The Library Book

George_H_Locke_Memorial_Branch

As a child, I went regularly to the George H. Locke Public Library, on the southeast corner of Yonge Street and Lawrence Avenue in Toronto, usually with my mother. Years later, my mother told me that it was the place I most loved to go. (And not only because it involved a stop on the way home at Hall’s Dairy for an ice cream cone.) When we arrived, she once told me, I ran directly to the room with the big, curved window, where the children’s books were kept. I have a memory of the George Locke Library being big and grand, like a church but better. I also remember looking at the names and stamped dates on the cards that sat in pockets in the backs of library books. Although my parents bought me many books — I had a shelf of them in my room when I was a toddler — on those visits to the library I would have been seeking out Enid Blyton’s Noddy series and Thornton W. Burgess’ Old Mother West Wind series of nature stories (which at first my parents and older sister read to me) and so many picture books I can’t remember them.

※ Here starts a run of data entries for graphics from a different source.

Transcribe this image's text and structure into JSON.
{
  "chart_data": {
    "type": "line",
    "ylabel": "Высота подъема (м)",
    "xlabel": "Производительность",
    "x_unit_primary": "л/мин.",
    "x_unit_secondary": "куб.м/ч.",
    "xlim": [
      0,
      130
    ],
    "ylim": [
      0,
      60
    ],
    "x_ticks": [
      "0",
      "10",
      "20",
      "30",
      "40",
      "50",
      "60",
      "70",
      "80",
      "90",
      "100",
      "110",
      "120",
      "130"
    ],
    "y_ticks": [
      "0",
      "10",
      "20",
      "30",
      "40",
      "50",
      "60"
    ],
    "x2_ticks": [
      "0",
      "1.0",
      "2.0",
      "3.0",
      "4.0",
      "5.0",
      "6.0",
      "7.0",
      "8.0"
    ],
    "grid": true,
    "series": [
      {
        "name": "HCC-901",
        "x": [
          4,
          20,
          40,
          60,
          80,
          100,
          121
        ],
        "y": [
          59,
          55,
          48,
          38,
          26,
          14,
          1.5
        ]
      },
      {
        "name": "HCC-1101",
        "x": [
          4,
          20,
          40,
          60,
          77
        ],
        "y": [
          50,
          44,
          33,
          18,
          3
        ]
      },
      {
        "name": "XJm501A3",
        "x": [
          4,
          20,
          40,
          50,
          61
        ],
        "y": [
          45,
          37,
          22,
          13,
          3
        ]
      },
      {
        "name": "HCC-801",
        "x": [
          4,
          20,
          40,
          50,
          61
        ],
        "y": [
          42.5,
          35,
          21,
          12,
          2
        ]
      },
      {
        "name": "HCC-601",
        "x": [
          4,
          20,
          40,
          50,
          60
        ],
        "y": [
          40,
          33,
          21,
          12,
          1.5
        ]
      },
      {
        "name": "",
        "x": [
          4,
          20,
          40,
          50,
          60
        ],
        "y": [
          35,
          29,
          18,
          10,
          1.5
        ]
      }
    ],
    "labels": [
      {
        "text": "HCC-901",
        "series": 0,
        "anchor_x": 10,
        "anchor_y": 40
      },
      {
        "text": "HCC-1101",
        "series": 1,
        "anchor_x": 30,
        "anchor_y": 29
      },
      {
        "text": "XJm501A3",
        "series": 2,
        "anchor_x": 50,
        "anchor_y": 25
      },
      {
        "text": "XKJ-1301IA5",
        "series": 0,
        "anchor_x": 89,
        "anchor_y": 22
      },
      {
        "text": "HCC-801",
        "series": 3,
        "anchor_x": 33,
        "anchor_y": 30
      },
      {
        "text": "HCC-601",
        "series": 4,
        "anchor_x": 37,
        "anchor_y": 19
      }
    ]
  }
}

A few years later, it would have been Walter R. Brooks’ Freddy the Pig series, and after that The Hardy Boys and Dale of the Mounted.

George Locke Library curved window

The Locke Library, which opened in 1949, was named after George Herbert Locke, the  second chief librarian of the Toronto Public Library system and responsible for a major expansion of the branches. The Locke was my childhood library, but throughout my life libraries of every kind have been like sanctuaries to me. I was always in my high school library and spent hours in the libraries at York University and Ryerson as I worked my way through an eventual undergraduate degree. I visited them when I traveled (there was an especially lovely one in Owen Sound, I remember) and, as a young freelance journalist in the pre-Internet era, I knew the Metro Reference Library like the back of my hand.

orlean Library Book 3Right now I’m reading Susan Orlean’s wonderful The Library Book. Although it tells the story of a raging fire in 1986 that destroyed more than a million books in the Los Angeles Public Library, it’s really a book about the romantic, essential nature of libraries to our culture.

There is an evocative passage describing the day Orlean first walked into the LAPL, shortly after moving to Los Angeles with her husband and child. “Nothing had changed — there was the same soft tsk-tsk-tsk of pencil on paper, and the muffled murmuring from patrons at the tables in the center of the room, and the creak and groan of book carts, and the occasional papery clunk of a book dropped on a desk. The scarred wooden checkout counters, and the librarians’ desks, as big as boats, and the bulletin board with its fluttering, raggedy notices were all the same. The sense of gentle, steady busyness, like water on a rolling boil, was just the same. The books on the shelves, with some subtractions and additions, were certainly the same.”

Sadly, Orlean assumed her mother would love this project more than any other in her daughter’s distinguished journalistic career, given their shared love of libraries, which Orlean at one point describes as being about “the persistence of memory.” But before she’d finished the book she was losing her mother to dementia.